How to migrate from HTML to XHTML

As recommended by W3C following steps can be followed for migration of HTML to XHTML (XHTML 1.0 documents):

  • Include xml:lang and lang attributes on elements assigning language.
  • Use empty-element syntax on elements specified as empty in HTML.
  • Include an extra space in empty-element tags: <html />
  • Include close tags for elements that can have content but are empty: <html></html>
  • Do not include XML declaration.

Carefully following W3C’s guidelines on compatibility, a user agent (web browser) should be able to interpret documents with equal ease as HTML or XHTML.
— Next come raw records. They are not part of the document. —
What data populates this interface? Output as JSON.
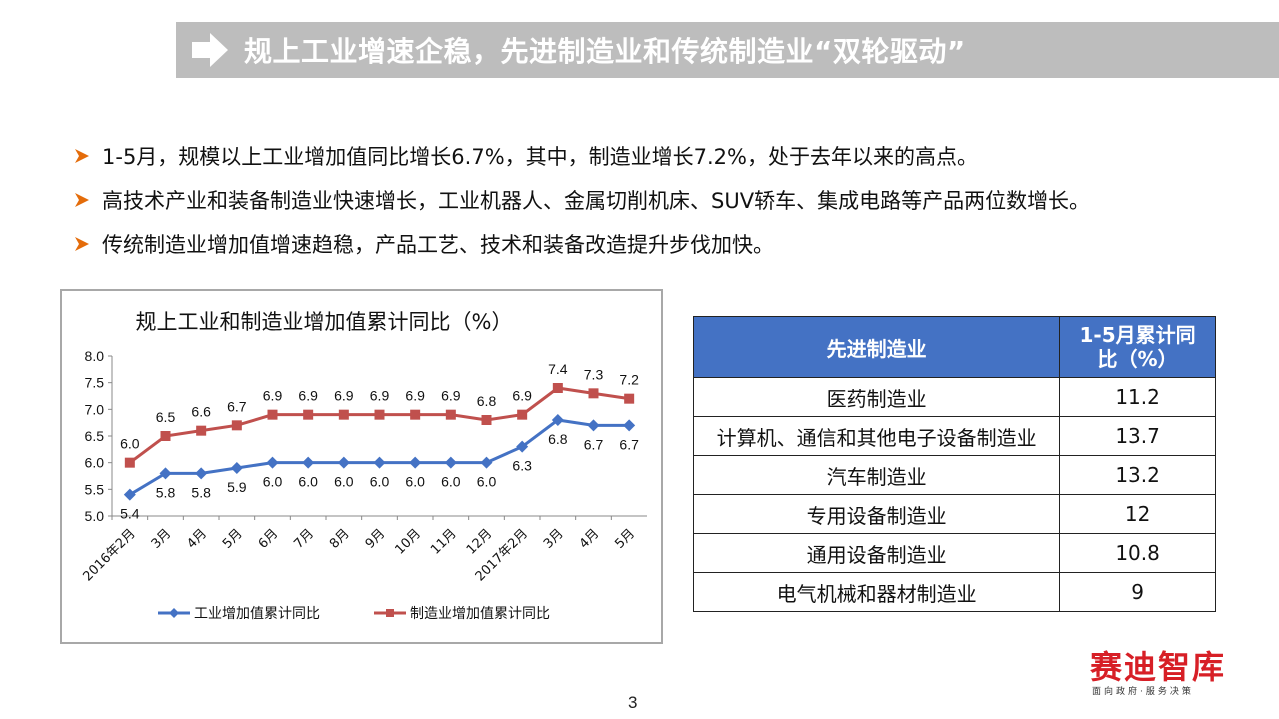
{
  "header": {
    "title": "规上工业增速企稳，先进制造业和传统制造业“双轮驱动”"
  },
  "bullets": [
    "1-5月，规模以上工业增加值同比增长6.7%，其中，制造业增长7.2%，处于去年以来的高点。",
    "高技术产业和装备制造业快速增长，工业机器人、金属切削机床、SUV轿车、集成电路等产品两位数增长。",
    "传统制造业增加值增速趋稳，产品工艺、技术和装备改造提升步伐加快。"
  ],
  "chart_data": {
    "type": "line",
    "title": "规上工业和制造业增加值累计同比（%）",
    "categories": [
      "2016年2月",
      "3月",
      "4月",
      "5月",
      "6月",
      "7月",
      "8月",
      "9月",
      "10月",
      "11月",
      "12月",
      "2017年2月",
      "3月",
      "4月",
      "5月"
    ],
    "series": [
      {
        "name": "工业增加值累计同比",
        "color": "#4472c4",
        "marker": "diamond",
        "values": [
          5.4,
          5.8,
          5.8,
          5.9,
          6.0,
          6.0,
          6.0,
          6.0,
          6.0,
          6.0,
          6.0,
          6.3,
          6.8,
          6.7,
          6.7
        ]
      },
      {
        "name": "制造业增加值累计同比",
        "color": "#c0504d",
        "marker": "square",
        "values": [
          6.0,
          6.5,
          6.6,
          6.7,
          6.9,
          6.9,
          6.9,
          6.9,
          6.9,
          6.9,
          6.8,
          6.9,
          7.4,
          7.3,
          7.2
        ]
      }
    ],
    "yticks": [
      "8.0",
      "7.5",
      "7.0",
      "6.5",
      "6.0",
      "5.5",
      "5.0"
    ],
    "ylim": [
      5.0,
      8.0
    ],
    "grid": false,
    "legend": "bottom"
  },
  "table": {
    "headers": [
      "先进制造业",
      "1-5月累计同比（%）"
    ],
    "rows": [
      [
        "医药制造业",
        "11.2"
      ],
      [
        "计算机、通信和其他电子设备制造业",
        "13.7"
      ],
      [
        "汽车制造业",
        "13.2"
      ],
      [
        "专用设备制造业",
        "12"
      ],
      [
        "通用设备制造业",
        "10.8"
      ],
      [
        "电气机械和器材制造业",
        "9"
      ]
    ]
  },
  "logo": {
    "name": "赛迪智库",
    "tagline": "面向政府·服务决策"
  },
  "page_number": "3",
  "colors": {
    "title_bar": "#bdbdbd",
    "table_header": "#4472c4",
    "bullet": "#e46c0a",
    "logo": "#d71f26"
  }
}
How to migrate from XHTML to HTML

To understand the subtle differences between HTML and XHTML, consider the transformation of a valid and well-formed XHTML 1.0 document into a valid HTML 4.01 document. To make this translation requires the following steps:

  • The language for an element should be specified with a lang attribute rather than the XHTML xml:langattribute. XHTML uses XML’s built in language-defining functionality attribute.
  • Remove the XML namespace (xmlns=URI). HTML has no facilities for namespaces.
  • Change the document type declaration from XHTML 1.0 to HTML 4.01.
  • If present, remove the XML declaration. (Typically this is: <?xml version="1.0" encoding="utf-8"?>).
  • Ensure that the document’s MIME type is set to text/html. For both HTML and XHTML, this comes from the HTTP Content-Type header sent by the server.
  • Change the XML empty-element syntax to an HTML style empty element (<br/> to <br>).